La experiencia de la
unión, con el hombre, o, desde un punto de vista religioso, con Dios, no es en
modo alguno irracional. Por el contrario, y como lo señaló Albert Schweitzer,
es la consecuencia del racionalismo, su consecuencia más audaz y radical. Se
basa en nuestro conocimiento de las limitaciones fundamentales, y no
accidentales, de nuestro conocimiento. Es el conocimiento de que nunca
«captaremos» el secreto del hombre y del universo, pero que podemos conocerlos,
sin embargo, en el acto de amar. La psicología como ciencia tiene limitaciones,
y así como la consecuencia lógica de la teología es el misticismo, así la
consecuencia última de la psicología es el amor.
Cuidado,
responsabilidad, respeto y conocimiento son mutuamente interdependientes.

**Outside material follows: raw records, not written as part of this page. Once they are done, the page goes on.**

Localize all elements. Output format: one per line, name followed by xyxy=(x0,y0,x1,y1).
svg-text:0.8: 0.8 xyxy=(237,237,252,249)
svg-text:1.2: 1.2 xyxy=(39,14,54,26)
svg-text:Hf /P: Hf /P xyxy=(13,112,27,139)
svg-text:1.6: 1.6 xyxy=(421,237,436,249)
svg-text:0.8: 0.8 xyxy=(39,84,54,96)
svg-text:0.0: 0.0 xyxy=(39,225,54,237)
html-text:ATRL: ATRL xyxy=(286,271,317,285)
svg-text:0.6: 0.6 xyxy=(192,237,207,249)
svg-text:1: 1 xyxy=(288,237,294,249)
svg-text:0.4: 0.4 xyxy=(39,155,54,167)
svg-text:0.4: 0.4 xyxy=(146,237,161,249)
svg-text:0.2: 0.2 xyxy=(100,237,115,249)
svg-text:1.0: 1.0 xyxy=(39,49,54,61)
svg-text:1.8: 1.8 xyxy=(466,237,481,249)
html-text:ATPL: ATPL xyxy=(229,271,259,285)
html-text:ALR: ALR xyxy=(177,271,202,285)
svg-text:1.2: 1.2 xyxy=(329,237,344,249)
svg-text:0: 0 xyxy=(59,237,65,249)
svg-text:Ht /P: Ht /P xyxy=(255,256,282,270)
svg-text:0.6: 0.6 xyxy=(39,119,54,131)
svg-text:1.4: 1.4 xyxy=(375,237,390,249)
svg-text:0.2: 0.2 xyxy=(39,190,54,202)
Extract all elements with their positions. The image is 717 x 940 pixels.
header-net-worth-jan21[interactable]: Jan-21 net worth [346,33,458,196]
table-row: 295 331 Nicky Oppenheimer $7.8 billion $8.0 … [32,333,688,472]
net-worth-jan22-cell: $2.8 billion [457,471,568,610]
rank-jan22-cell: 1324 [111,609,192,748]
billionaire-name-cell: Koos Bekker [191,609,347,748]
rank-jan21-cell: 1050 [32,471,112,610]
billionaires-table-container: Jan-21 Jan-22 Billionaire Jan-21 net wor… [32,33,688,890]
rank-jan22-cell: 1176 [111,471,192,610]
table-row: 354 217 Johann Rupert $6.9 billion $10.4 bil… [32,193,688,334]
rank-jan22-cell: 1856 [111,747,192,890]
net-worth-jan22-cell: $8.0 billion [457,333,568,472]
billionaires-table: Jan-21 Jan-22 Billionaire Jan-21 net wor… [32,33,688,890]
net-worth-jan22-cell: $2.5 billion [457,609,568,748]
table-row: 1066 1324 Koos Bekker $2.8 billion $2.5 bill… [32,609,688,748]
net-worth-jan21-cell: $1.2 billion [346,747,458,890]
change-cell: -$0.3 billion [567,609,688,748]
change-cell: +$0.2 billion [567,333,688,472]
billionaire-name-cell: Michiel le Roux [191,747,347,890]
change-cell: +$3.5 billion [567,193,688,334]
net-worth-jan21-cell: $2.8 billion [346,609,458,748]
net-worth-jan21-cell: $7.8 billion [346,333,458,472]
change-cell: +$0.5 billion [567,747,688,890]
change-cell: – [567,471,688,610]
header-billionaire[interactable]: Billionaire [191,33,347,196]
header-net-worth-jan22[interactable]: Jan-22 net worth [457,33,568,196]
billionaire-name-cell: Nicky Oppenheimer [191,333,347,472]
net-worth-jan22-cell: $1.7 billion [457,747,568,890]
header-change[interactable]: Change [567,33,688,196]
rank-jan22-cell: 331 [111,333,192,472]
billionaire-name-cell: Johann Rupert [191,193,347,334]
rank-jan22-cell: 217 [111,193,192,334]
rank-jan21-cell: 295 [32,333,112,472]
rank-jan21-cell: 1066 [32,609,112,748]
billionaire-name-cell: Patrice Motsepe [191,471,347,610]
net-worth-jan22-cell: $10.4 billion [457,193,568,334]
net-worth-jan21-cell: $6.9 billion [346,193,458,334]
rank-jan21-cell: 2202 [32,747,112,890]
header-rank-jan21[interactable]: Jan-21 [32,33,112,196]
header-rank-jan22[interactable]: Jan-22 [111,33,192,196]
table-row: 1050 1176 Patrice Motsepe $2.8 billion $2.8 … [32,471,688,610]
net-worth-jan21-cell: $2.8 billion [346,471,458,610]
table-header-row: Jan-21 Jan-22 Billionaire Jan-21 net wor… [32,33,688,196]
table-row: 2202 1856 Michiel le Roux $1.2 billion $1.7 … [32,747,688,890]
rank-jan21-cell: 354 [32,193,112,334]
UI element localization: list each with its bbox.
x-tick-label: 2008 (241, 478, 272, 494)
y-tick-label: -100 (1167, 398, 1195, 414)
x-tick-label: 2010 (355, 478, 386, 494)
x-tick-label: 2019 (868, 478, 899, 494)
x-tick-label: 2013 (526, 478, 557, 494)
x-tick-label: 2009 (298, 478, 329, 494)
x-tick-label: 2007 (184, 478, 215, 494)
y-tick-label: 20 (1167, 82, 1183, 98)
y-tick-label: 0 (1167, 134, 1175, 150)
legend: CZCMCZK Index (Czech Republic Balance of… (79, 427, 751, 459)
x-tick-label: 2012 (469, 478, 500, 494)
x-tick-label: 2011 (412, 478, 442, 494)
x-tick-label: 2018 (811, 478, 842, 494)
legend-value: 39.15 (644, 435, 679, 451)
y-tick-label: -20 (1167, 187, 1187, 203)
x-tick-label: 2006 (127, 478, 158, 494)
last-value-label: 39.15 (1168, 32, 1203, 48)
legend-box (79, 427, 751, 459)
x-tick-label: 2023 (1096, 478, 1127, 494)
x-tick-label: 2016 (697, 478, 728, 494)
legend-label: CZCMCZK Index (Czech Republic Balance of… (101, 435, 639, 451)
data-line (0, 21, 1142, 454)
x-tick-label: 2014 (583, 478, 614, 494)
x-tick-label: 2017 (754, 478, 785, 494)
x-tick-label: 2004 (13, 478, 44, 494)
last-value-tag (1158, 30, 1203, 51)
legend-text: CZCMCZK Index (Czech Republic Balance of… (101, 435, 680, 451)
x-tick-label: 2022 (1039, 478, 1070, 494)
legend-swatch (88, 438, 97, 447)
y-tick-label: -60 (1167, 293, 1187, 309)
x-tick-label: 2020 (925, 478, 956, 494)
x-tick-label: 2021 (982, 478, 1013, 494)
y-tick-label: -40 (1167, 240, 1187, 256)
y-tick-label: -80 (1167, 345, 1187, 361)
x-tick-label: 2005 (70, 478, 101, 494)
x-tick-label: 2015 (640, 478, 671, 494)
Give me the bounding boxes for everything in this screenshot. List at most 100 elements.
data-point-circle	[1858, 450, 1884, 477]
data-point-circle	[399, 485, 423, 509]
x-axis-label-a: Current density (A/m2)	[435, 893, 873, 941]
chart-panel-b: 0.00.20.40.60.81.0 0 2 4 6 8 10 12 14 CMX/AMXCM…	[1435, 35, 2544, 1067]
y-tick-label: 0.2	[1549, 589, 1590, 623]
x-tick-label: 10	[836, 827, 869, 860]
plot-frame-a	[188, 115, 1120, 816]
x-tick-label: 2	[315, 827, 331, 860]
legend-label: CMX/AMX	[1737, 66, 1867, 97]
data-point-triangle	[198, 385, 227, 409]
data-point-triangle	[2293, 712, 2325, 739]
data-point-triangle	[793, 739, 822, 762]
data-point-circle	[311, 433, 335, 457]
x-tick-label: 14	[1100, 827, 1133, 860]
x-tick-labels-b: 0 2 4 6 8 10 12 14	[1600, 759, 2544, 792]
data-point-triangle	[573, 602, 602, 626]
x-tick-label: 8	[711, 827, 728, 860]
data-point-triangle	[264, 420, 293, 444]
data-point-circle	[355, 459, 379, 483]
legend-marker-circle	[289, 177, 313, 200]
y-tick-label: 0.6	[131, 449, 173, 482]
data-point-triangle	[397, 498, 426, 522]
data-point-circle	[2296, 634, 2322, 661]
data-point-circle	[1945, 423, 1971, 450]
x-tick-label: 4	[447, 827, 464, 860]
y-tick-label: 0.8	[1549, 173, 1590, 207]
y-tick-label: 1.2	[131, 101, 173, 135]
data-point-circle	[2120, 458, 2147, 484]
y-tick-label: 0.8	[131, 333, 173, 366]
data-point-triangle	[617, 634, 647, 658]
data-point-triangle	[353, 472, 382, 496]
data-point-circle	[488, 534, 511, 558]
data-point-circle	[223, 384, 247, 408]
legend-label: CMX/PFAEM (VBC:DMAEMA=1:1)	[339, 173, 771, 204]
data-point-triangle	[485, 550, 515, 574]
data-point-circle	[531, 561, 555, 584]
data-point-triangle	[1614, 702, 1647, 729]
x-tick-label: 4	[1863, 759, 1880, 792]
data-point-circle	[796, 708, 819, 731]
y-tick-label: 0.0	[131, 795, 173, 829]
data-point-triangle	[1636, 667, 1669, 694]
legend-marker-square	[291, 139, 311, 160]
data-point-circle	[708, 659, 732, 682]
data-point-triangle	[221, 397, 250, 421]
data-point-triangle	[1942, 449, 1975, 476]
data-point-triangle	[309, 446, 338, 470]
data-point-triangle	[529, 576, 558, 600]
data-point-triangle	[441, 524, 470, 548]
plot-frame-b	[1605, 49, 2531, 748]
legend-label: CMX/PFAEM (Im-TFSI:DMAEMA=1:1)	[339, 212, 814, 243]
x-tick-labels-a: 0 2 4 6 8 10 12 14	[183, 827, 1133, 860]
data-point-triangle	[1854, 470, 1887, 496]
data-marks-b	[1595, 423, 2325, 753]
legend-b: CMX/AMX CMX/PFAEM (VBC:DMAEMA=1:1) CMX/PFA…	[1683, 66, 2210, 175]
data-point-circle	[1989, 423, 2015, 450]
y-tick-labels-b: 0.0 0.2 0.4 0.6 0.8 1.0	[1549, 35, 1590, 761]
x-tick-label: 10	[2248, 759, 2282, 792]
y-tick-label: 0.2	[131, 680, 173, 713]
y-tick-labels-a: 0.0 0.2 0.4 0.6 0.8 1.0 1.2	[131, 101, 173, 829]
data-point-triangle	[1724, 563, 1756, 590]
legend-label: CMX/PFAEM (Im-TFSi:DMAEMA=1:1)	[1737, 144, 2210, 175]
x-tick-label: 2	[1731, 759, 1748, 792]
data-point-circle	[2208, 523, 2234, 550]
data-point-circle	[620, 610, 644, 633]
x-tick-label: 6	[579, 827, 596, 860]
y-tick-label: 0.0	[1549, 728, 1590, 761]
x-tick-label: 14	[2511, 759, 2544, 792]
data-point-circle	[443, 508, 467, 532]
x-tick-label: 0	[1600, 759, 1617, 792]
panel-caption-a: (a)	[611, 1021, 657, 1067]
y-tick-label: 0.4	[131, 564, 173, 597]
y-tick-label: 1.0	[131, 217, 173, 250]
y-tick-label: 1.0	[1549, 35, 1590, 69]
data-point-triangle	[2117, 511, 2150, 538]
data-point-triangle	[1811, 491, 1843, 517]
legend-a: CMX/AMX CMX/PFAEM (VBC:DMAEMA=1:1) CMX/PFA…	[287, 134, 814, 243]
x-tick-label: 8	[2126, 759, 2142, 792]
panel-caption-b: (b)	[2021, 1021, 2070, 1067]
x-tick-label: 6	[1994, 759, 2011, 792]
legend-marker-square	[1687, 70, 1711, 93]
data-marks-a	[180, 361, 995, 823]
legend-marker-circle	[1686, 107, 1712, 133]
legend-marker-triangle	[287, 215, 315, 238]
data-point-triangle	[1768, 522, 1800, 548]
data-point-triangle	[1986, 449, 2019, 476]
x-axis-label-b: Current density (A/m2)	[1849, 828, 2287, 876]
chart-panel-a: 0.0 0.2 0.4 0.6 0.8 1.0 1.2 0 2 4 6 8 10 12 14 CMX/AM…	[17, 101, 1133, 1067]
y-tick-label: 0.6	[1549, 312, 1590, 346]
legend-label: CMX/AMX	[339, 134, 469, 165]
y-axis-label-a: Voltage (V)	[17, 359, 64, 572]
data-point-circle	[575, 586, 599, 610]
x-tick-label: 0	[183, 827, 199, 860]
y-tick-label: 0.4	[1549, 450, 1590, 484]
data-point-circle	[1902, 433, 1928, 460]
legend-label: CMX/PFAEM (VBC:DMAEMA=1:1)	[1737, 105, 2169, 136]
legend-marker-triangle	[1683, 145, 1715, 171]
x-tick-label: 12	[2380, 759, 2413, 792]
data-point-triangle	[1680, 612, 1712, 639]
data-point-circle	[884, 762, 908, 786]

Constituyen un síndrome de actitudes que se encuentran en la persona madura;
esto es, en la persona que desarrolla productivamente sus propios poderes, que
sólo desea poseer los que ha ganado con su trabajo, que ha renunciado a los
sueños narcisistas de omnisapiencia y omnipotencia, que ha adquirido humildad
basada en esa fuerza interior que sólo la genuina actividad productiva puede
proporcionar.”
Erich Fromm (*)
(*)
Nació el 23 de marzo de 1900 en Frankfurt del Main (Alemania). Hijo único de Rosa Krauze y el comerciante de
vinos ortodoxo-judío Naphtali Fromm. Estudió Derecho y después Sociología y
Psicoanálisis en las universidades de Heidelberg y de Munich y en el Instituto
Psicoanalítico de Berlín. Entabla
contacto con la Escuela de Frankfurt donde trabaja en estrecho contacto con
Herbert Marcuse, Walter Benjamin y Theodor Adorno. En 1933 viajó a los Estados
Unidos, país donde se instaló y nacionalizó por el ascenso de Hitler al poder.
Fue
uno de los principales renovadores de la teoría y práctica psicoanalítica a
mediados del pasado siglo. Rompió con las teorías biologicistas de la
personalidad para considerar a los seres humanos más bien como frutos de su
cultura. Su perspectiva terapéutica se orientó también en este sentido,
proponiendo que se intentasen armonizar los impulsos del individuo y los de la
sociedad donde vive. Entre sus publicaciones destacan: El miedo a la libertad
(1941), El hombre para sí mismo (1947), El lenguaje olvidado (1951), La
sociedad sana (1955), El arte de amar (1956), La misión de Sigmund Freud
(1956), Más allá de las cadenas de la ilusión (1962), ¿Tener o ser? (1976) o La
anatomía de la destructividad humana (1973). En 1962 sería nombrado profesor de
la Universidad de Nueva York. Recorrería muchos países dictando cursos. Erich
Fromm falleció el 18 de marzo de 1980 en Murallo (Suiza).